Rebecca Caeser et al32 used steady Cas9 reverse transcription in primary,
human GC B cells and proven that the machine can be used for gRNA
targeted targeting. In CRISPR Cas9 screen TP53, GNA13, CDKN2A, ATRX,
NFKBIA, ZFP36L1, ZNF281, PTEN, FBXO11, FUBP1, S1PR2 and NFKBIE have been
strongly enriched and most elements suppressed lymphoma, whilst tumor
cell proliferation used to be enhanced with the aid of TSG inactivation.

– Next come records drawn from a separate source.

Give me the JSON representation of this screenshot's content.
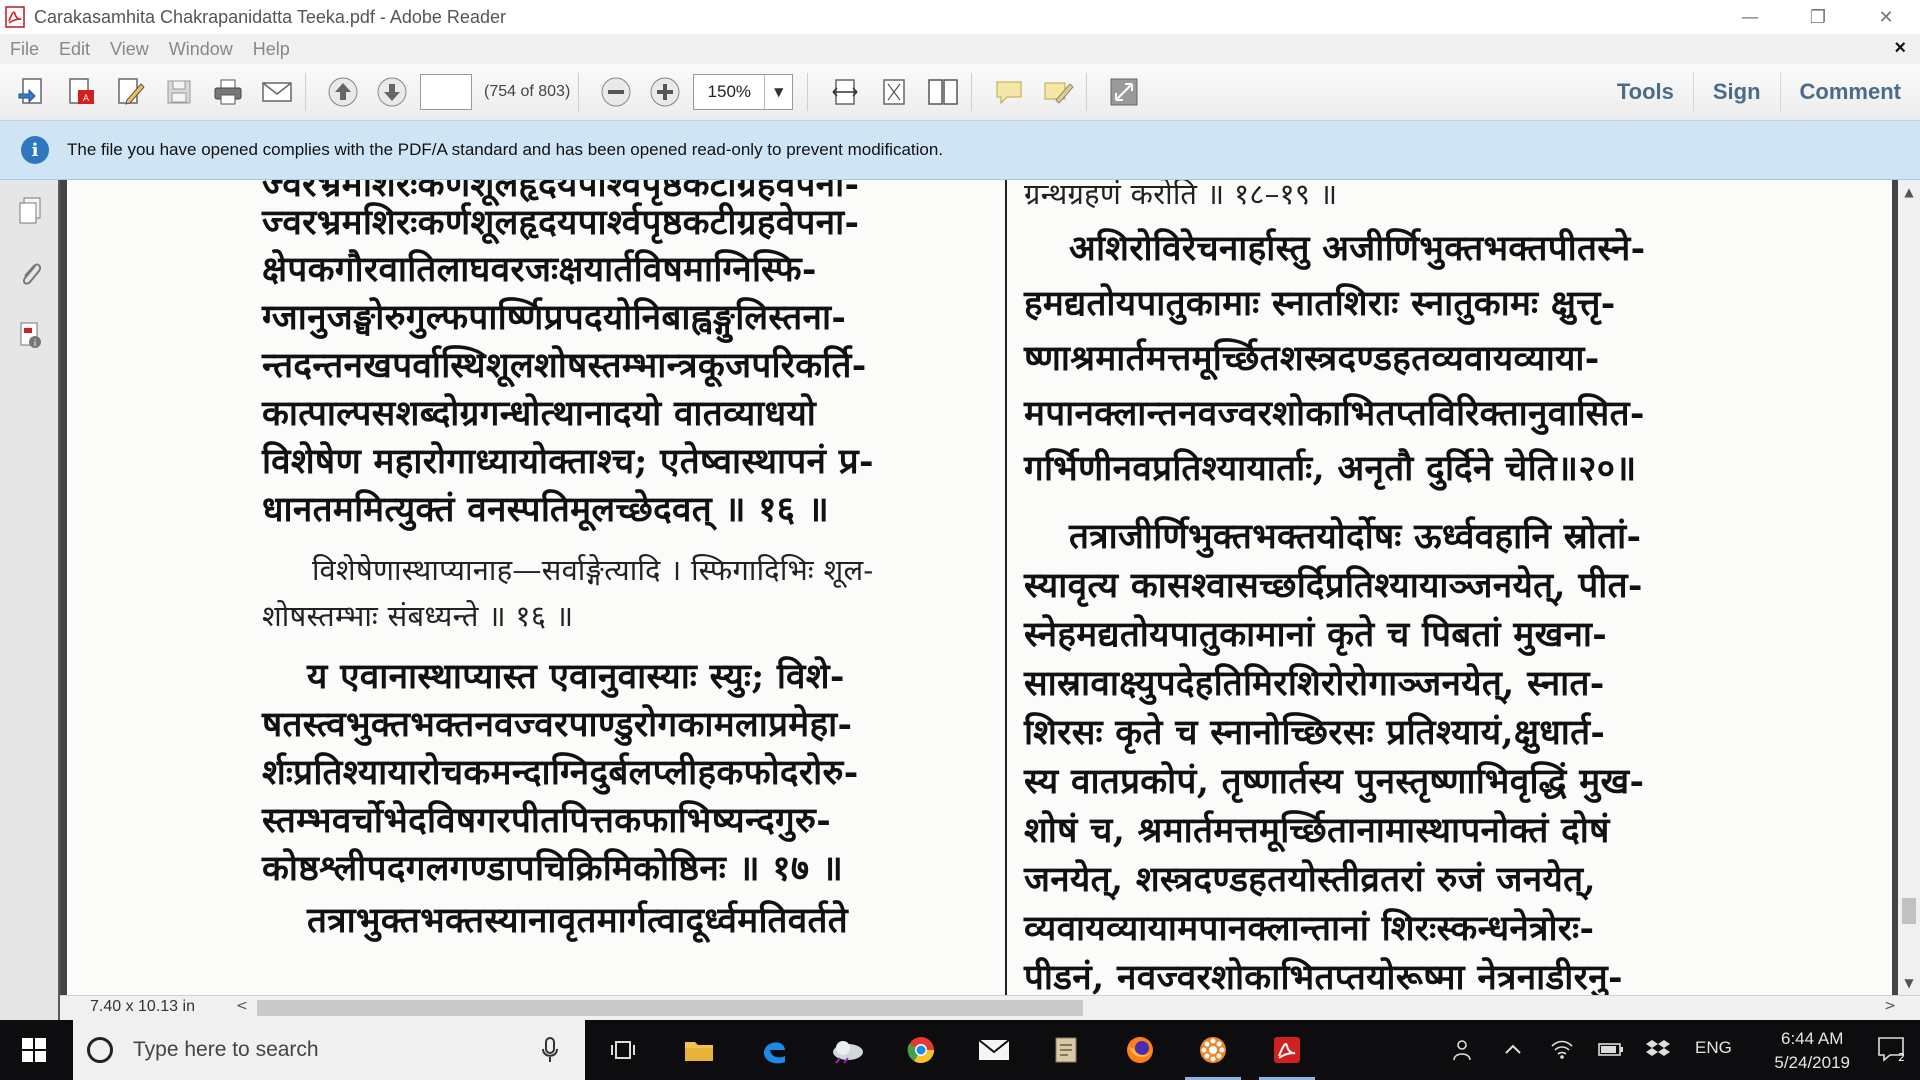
{
  "window": {
    "title": "Carakasamhita Chakrapanidatta Teeka.pdf - Adobe Reader",
    "controls": {
      "minimize": "—",
      "restore": "❐",
      "close": "✕"
    }
  },
  "menu": {
    "items": [
      "File",
      "Edit",
      "View",
      "Window",
      "Help"
    ],
    "close_doc": "×"
  },
  "toolbar": {
    "page_input": "",
    "page_count": "(754 of 803)",
    "zoom": "150%",
    "right_links": [
      "Tools",
      "Sign",
      "Comment"
    ]
  },
  "infobar": {
    "message": "The file you have opened complies with the PDF/A standard and has been opened read-only to prevent modification."
  },
  "document": {
    "left_column": [
      "ज्वरभ्रमशिरःकर्णशूलहृदयपार्श्वपृष्ठकटीग्रहवेपना-",
      "क्षेपकगौरवातिलाघवरजःक्षयार्तविषमाग्निस्फि-",
      "ग्जानुजङ्घोरुगुल्फपार्ष्णिप्रपदयोनिबाह्वङ्गुलिस्तना-",
      "न्तदन्तनखपर्वास्थिशूलशोषस्तम्भान्त्रकूजपरिकर्ति-",
      "कात्पाल्पसशब्दोग्रगन्धोत्थानादयो  वातव्याधयो",
      "विशेषेण महारोगाध्यायोक्ताश्च; एतेष्वास्थापनं प्र-",
      "धानतममित्युक्तं वनस्पतिमूलच्छेदवत् ॥ १६ ॥",
      "विशेषेणास्थाप्यानाह—सर्वाङ्गेत्यादि । स्फिगादिभिः शूल-",
      "शोषस्तम्भाः संबध्यन्ते ॥ १६ ॥",
      "य एवानास्थाप्यास्त एवानुवास्याः स्युः; विशे-",
      "षतस्त्वभुक्तभक्तनवज्वरपाण्डुरोगकामलाप्रमेहा-",
      "र्शःप्रतिश्यायारोचकमन्दाग्निदुर्बलप्लीहकफोदरोरु-",
      "स्तम्भवर्चोभेदविषगरपीतपित्तकफाभिष्यन्दगुरु-",
      "कोष्ठश्लीपदगलगण्डापचिक्रिमिकोष्ठिनः ॥ १७ ॥",
      "तत्राभुक्तभक्तस्यानावृतमार्गत्वादूर्ध्वमतिवर्तते"
    ],
    "right_column": [
      "ग्रन्थग्रहणं करोति ॥ १८–१९ ॥",
      "अशिरोविरेचनार्हास्तु  अजीर्णिभुक्तभक्तपीतस्ने-",
      "हमद्यतोयपातुकामाः स्नातशिराः स्नातुकामः क्षुत्तृ-",
      "ष्णाश्रमार्तमत्तमूर्च्छितशस्त्रदण्डहतव्यवायव्याया-",
      "मपानक्लान्तनवज्वरशोकाभितप्तविरिक्तानुवासित-",
      "गर्भिणीनवप्रतिश्यायार्ताः, अनृतौ दुर्दिने चेति॥२०॥",
      "तत्राजीर्णिभुक्तभक्तयोर्दोषः  ऊर्ध्ववहानि  स्रोतां-",
      "स्यावृत्य कासश्वासच्छर्दिप्रतिश्यायाञ्जनयेत्, पीत-",
      "स्नेहमद्यतोयपातुकामानां कृते च पिबतां मुखना-",
      "सास्रावाक्ष्युपदेहतिमिरशिरोरोगाञ्जनयेत्, स्नात-",
      "शिरसः कृते च स्नानोच्छिरसः प्रतिश्यायं,क्षुधार्त-",
      "स्य वातप्रकोपं, तृष्णार्तस्य पुनस्तृष्णाभिवृद्धिं मुख-",
      "शोषं च, श्रमार्तमत्तमूर्च्छितानामास्थापनोक्तं दोषं",
      "जनयेत्,  शस्त्रदण्डहतयोस्तीव्रतरां रुजं  जनयेत्,",
      "व्यवायव्यायामपानक्लान्तानां  शिरःस्कन्धनेत्रोरः-",
      "पीडनं, नवज्वरशोकाभितप्तयोरूष्मा नेत्रनाडीरनु-"
    ]
  },
  "statusbar": {
    "page_size": "7.40 x 10.13 in",
    "scroll_left": "<",
    "scroll_right": ">"
  },
  "taskbar": {
    "search_placeholder": "Type here to search",
    "tray": {
      "language": "ENG",
      "time": "6:44 AM",
      "date": "5/24/2019",
      "notifications": "2"
    }
  },
  "colors": {
    "infobar_bg": "#cfe4f5",
    "link_blue": "#4a6c8a",
    "taskbar_bg": "#0d0d10",
    "pdf_red": "#d21f1f"
  }
}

The histone modifiers CREBBP, EP300 and KMT2D are lacking in the CRISPR
screen, and these genes exhibit very frequent inactivating mutations in
DLBCL and follicular lymphoma 33,34. The most striking
discovering in this study was once the efficient enrichment of gRNAs
targeting GNA13 and its upstream receptors S1PR2 and P2RY8.GNA13 is
typically viewed an oncogene and its inactivating mutations are frequent
in lymphomas however uncommon in different varieties of malignancies, so
its enrichment in the display reinforces the specificity of this system
for the pathogenesis of GC lymphomas.